Centura Banks Inc., which has battled rising interest rates even as it offered enticements to retain customers, revealed on Wednesday the hit it would take for those efforts, warning its profits would fall well short of expectations this year.
Centura, based in Rocky Mount, N.C., said the series of rate hikes by the Federal Reserve in recent months increased its costs of funding loans, resulting in a narrowing profit margin on the lending business.
The interest rate squeeze came just as the $11 billion-asset company was attempting to court customers from Triangle Bancorp Inc., a Raleigh company it acquired this year. Centura said the higher deposit rates and fee waivers it had offered to retain Triangle's retail customers "exacerbated" the strain on profits.
Analysts said that the announcement there would be a shortfall was not surprising but that the magnitude was. They compared it to recent warnings issued by Wachovia Corp., First Union Corp., and Pacific Century Financial Corp.
Those were at least partially related to an increase in nonperforming loans, a problem Centura said it has not yet encountered.
Still, Marni Pont O'Doherty, an analyst at Keefe, Bruyette & Woods, said that Centura, like the others, "is missing by a mile rather than an inch."
Christopher Marinac, an analyst at Robinson-Humphrey in Atlanta, said, "It may pay to make less aggressive assumptions."
The company revised its second-quarter profit estimate to a range of 71 cents to 74 cents a share, down from the consensus target of 99 cents per share.
For the year, Centura warned investors to look for profits in the range of $3.37 to $3.47 per share, as much as 20% below the consensus of $4.05.
Steven J. Goldstein, chief financial officer at Centura, declined to be more specific about Wednesday's announcement except to say that "unique events" magnified for Centura some trends that have been affecting regional banks in general.
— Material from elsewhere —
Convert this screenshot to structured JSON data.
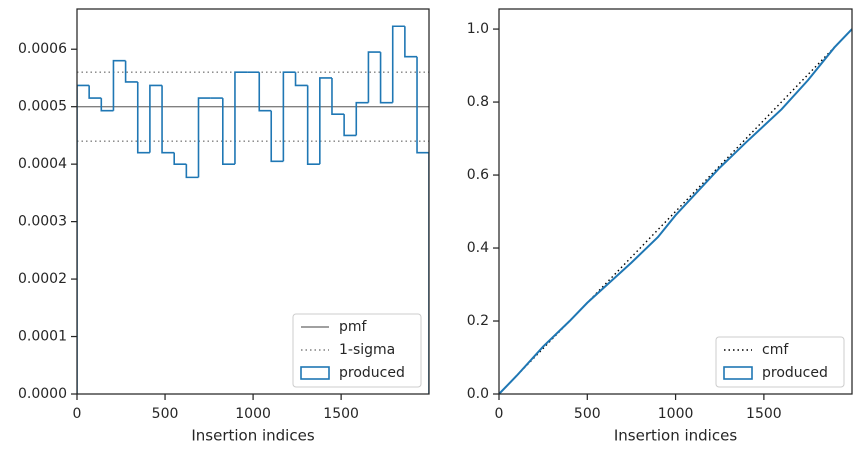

Funding loans with deposits seems to have hit Centura the hardest. Pressure on the company's net interest margin will account for about 9 to 11 cents of the projected reduction in earnings for the second quarter, and 25 to 30 cents for the whole year.
A lot of the projected shortfall is associated with Centura's retention plan for Triangle customers. Triangle had a deposit base that was heavily loaded with higher-interest certificates of deposit. Centura, faced with the dilemma of scaring those customers away by slashing the rates on those accounts after the merger, decided that retention was more important, Mr. Goldstein said.
The plan seems to have worked for now, he said. Through May, about 98% of the desired households acquired from Triangle had stayed on with Centura. Eventually, Centura will rejigger the rates paid to former Triangle customers to be more in line with the rest of its deposit base, Mr. Goldstein said.
Centura said fee-generating businesses also contributed to the lower forecast. Declines in mortgage income are expected to account for one or two pennies of the second-quarter profit revision and 12 to 14 cents of the yearend revision.
Like several other regional banking companies that lack the scale in the business, Centura has put its $3 billion mortgage servicing portfolio on the auction block and said it plans to use the proceeds of the sale to restructure its investment portfolio.
Now is a good time to sell mortgage servicing because rising rates tend to increase the value of the portfolios, Mr. Goldstein said. "There is an opportunity now," he said.
The gain from the sale may help offset losses from the sale of investment securities as Centura restructures its balance sheet, analysts said. That balance sheet restructuring, mostly the sale of bonds inherited from Triangle's balance sheet, has been going on since the merger was completed in January.
Centura will also add $5 million to its loan-loss reserve to "align the credit risk management" strategies of Triangle with its own.
The sale of the mortgage servicing portfolio also reduces Centura's ongoing interest rate risk. "Although we have not seen any weakness in our credit quality from the first quarter or any stress on our loan portfolio, we anticipate an economy marked by higher interest rates and the potential for further slowing," said Cecil W. Sewell, Centura's chief executive officer, in a press statement.